Alex Miller (אלכס מילר; born 4 April 1977) is an Israeli politician who served as a member of the Knesset for Yisrael Beiteinu from 2006 until 2013 and again from 2014 until 2015. He is currently chairman of the Histadrut division for work with repatriates and interaction with national institutions, chairman of the Board of Directors of the educational network "Amal" and a member of the board of directors of the Company of Culture and Sports Centers.

==Biography==
Born in Moscow, Soviet Union (now Russia), Miller emigrated to Israel on 29 January 1992. He gained a BA in education and an MA in Public Policy.

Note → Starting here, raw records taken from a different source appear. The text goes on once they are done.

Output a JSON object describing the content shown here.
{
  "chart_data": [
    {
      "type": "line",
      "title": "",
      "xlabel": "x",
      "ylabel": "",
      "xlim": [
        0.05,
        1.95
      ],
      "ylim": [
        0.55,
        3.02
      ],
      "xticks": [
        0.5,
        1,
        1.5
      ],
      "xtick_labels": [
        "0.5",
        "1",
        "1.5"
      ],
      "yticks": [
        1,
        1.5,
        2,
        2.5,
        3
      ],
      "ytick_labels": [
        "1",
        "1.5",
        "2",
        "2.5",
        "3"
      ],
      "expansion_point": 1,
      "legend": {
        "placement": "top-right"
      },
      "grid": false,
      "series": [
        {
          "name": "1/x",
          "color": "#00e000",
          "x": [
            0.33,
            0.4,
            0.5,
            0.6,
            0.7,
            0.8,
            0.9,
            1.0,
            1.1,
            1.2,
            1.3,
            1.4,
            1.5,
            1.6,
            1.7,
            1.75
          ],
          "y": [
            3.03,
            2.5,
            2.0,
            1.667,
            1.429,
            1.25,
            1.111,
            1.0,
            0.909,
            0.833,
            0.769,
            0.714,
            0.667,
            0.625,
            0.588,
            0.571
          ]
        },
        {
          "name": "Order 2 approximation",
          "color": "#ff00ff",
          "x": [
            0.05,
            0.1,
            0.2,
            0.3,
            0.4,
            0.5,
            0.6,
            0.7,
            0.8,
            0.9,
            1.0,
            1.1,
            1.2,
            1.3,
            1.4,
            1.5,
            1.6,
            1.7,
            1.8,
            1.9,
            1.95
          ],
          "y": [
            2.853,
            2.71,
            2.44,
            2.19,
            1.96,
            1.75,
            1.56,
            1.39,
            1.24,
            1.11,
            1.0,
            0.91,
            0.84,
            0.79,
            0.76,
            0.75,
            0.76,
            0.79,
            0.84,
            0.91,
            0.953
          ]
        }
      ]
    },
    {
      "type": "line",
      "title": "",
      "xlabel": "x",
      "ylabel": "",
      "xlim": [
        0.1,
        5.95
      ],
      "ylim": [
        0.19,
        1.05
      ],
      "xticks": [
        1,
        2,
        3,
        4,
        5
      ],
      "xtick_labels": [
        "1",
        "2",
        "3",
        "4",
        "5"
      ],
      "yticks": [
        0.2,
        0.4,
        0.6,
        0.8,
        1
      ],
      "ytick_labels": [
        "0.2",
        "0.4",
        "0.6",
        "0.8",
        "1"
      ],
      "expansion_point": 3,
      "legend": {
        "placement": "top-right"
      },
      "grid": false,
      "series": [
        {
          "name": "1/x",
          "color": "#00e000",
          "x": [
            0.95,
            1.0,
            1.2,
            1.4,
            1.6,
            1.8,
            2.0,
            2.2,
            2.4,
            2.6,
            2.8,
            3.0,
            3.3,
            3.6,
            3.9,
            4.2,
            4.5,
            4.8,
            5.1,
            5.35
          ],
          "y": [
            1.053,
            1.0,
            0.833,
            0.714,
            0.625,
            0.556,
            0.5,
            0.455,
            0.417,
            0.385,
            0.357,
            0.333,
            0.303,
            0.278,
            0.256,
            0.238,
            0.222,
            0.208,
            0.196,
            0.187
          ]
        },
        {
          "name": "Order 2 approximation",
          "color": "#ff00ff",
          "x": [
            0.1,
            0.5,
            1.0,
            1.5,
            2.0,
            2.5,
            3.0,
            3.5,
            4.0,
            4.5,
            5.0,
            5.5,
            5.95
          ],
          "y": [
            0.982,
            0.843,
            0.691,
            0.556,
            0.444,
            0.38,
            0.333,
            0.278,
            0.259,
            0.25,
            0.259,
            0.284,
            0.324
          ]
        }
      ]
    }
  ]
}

For the 2006 Knesset elections he was placed tenth on the Yisrael Beiteinu list, and became a Knesset member when the party won 11 seats. During his first term he chaired the subcommittee for alternative energy sources.

Moved down to fifteenth on the party's list for the 2009 elections, Miller barely retained his seat as Yisrael Beiteinu won 15 seats. For the 2013 elections he was placed 33rd on the joint Likud Yisrael Beiteinu list, and lost his seat as the alliance won only 31 seats. However, he returned to the Knesset on 6 August 2014 as a replacement for Carmel Shama, who resigned after becoming Israel's envoy to the OECD.

He was placed eleventh on the party's list for the 2015 elections, losing his seat when the party was reduced to six seats.

On 18 January 2021 Miller was appointed chairman of the Board of Directors of the educational network "Amal". On 14 September 2021 he was appointed chairman of the Histadrut division for work with repatriates and interaction with national institutions.